Today NJTV reviewed it all– scanning through the data provided by the United States Defense Logistics Agency.
What did we find? Police have acquired everything from armored vehicles to grenade launchers and riot gear– mostly for free. The federal program only requires that the local departments pay shipping costs.
“As the wars in Iraq & Afghanistan begin to wind down we see equipment that was meant for the battlefield showing up in towns and counties across our state,” said ACLU-NJ Public Policy Director Ari Rosemarin.
In 2008 Bergen County obtained a grenade launcher. A spokesman for the Sheriff’s Office says it’s never been fired, but it’s intended for blasting off pepper spray at the county jail.
18 counties across the state have acquired more than 900 military rifles and pistols. Nearly 200 of them going to Hudson County alone, followed by over 100 military weapons going to Ocean County.
Five bomb disposal robots were ordered and shipped to Essex County.
And eight armored vehicles exist in or are coming to the state. The largest ones are headed to the suburbs. We took a ride on one owned by Middletown Township last week.
More than 60 face-shields, riot control gear and body armor have been shipped to Cape May and Monmouth Counties.
Essex County has acquired by far the most gear– owning over 40 percent of all the tactical equipment shipped to the state.
Concern over the program that makes this all this possible– was sparked after police in Ferguson, Missouri faced off with protestors in such gear.
“The more we see this gear begin to be used for ordinary law enforcement purposes and what that does is disproportionally impacts communities of color who bear the brunt of law enforcement generally and across the country bear the brunt of these tactics but secondly really erode trust between the communities and the police. The more that law enforcement agencies and officers begin to think of themselves as warriors on the battlefield the more they are gonna begin to think of the community as the enemy,” said Rosmarin.
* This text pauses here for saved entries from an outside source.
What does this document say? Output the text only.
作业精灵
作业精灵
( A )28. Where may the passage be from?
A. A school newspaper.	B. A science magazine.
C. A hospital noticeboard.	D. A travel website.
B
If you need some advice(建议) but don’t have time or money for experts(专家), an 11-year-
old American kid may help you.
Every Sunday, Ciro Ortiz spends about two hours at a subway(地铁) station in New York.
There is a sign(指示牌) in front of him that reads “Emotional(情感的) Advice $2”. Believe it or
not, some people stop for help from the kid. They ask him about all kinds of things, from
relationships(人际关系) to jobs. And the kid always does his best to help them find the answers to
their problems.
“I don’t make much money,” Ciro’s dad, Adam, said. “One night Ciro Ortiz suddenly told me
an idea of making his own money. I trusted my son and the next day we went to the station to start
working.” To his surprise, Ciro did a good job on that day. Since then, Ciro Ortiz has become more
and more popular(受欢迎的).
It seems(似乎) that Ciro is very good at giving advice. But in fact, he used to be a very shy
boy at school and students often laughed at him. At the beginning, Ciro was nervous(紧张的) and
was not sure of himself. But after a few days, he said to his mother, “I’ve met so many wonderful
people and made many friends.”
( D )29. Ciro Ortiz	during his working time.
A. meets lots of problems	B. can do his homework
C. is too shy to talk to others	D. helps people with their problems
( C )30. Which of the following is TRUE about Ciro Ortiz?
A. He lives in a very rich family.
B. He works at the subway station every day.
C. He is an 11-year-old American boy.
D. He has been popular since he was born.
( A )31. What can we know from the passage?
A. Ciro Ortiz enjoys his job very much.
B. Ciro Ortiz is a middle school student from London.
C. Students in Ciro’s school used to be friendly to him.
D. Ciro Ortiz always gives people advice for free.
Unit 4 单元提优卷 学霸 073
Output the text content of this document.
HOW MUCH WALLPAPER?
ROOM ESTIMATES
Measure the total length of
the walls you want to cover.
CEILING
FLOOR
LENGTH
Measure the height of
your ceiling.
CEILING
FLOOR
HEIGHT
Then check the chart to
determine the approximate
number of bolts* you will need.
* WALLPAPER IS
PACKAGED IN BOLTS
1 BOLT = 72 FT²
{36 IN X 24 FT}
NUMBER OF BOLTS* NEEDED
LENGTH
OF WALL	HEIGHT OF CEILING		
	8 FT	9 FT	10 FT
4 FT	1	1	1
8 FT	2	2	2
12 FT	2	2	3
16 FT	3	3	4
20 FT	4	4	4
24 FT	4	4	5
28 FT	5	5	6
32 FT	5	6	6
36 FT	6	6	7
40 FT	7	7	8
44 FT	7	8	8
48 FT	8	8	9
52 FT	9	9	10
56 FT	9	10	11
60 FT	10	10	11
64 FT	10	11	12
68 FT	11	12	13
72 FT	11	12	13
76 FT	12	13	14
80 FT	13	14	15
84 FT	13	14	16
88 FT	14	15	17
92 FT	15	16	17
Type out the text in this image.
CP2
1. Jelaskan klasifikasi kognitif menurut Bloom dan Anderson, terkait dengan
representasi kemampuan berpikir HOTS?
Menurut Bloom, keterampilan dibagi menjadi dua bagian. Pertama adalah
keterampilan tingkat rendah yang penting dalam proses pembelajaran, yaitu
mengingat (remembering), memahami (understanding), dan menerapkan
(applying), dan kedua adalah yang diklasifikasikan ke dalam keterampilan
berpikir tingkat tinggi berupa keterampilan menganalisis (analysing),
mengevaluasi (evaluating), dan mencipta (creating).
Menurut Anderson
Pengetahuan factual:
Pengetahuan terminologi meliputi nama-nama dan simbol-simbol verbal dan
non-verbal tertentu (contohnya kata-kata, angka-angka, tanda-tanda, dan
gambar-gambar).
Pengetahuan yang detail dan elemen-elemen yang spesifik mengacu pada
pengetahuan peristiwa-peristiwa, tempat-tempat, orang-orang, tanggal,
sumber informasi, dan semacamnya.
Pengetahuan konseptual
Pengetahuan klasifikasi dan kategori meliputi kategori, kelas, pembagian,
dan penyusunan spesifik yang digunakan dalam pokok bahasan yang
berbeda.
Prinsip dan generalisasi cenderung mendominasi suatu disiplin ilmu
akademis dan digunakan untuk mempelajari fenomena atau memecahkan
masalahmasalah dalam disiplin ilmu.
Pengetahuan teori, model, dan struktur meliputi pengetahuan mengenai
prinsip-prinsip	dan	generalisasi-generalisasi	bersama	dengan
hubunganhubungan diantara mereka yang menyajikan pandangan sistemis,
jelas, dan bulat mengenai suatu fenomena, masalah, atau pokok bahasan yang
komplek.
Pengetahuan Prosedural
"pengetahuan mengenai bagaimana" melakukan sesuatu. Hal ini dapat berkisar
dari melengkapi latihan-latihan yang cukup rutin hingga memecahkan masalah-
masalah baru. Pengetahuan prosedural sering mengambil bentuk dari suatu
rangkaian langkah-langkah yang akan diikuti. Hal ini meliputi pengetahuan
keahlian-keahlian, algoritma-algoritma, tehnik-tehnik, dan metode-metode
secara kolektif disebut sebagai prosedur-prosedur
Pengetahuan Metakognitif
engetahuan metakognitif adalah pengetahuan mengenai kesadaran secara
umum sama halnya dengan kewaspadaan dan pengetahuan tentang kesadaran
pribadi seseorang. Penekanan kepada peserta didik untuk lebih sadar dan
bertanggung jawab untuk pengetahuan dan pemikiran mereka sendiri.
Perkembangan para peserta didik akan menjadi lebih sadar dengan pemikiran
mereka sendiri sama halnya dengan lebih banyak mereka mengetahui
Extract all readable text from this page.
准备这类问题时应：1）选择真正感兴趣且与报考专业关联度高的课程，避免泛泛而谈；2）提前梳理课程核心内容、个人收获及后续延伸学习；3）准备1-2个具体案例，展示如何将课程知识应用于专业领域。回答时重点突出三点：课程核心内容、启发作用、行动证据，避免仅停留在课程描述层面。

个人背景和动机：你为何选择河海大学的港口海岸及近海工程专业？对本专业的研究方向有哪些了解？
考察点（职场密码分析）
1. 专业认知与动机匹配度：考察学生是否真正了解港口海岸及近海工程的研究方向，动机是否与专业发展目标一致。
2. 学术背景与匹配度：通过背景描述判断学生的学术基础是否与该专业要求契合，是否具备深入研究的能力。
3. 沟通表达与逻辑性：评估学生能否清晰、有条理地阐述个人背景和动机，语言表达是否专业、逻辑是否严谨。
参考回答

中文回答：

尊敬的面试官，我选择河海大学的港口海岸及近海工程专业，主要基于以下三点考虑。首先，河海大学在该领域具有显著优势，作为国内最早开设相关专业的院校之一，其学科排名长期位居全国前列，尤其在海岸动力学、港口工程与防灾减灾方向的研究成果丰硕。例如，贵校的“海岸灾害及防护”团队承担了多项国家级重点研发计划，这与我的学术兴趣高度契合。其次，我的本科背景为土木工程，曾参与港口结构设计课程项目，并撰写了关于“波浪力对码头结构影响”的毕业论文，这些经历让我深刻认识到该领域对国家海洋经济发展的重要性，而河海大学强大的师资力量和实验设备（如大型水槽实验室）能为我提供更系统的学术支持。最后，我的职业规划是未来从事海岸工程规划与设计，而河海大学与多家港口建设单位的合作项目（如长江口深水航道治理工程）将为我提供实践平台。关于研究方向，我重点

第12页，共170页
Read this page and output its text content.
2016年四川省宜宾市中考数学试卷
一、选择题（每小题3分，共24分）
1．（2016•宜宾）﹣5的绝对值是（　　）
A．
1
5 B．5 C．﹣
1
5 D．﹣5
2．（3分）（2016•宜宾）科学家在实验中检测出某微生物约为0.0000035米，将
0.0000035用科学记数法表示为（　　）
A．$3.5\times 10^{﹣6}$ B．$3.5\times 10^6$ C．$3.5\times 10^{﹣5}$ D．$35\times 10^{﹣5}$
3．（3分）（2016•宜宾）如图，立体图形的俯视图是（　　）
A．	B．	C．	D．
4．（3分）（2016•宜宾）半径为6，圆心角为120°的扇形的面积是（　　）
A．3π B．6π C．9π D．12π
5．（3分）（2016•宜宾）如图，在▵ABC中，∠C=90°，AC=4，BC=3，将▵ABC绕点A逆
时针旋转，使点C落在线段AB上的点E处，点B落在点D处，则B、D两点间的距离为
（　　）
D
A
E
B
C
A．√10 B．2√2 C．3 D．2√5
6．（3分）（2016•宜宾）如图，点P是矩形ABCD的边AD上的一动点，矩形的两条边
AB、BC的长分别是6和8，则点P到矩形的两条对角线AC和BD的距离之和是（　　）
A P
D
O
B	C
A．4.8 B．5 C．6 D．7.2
New Jersey State Senator Nia Gill has written to New Jersey’s Attorney General calling for a state review of the program and for more information.
“Because the Federal Government will not provide the information as to which municipalities receive the military equipment, they will only tell you what counties. So I think it’s vitally important to find out what town and municipalities have possession of this military equipment, what it is and how and when will it be deployed,” said Gill.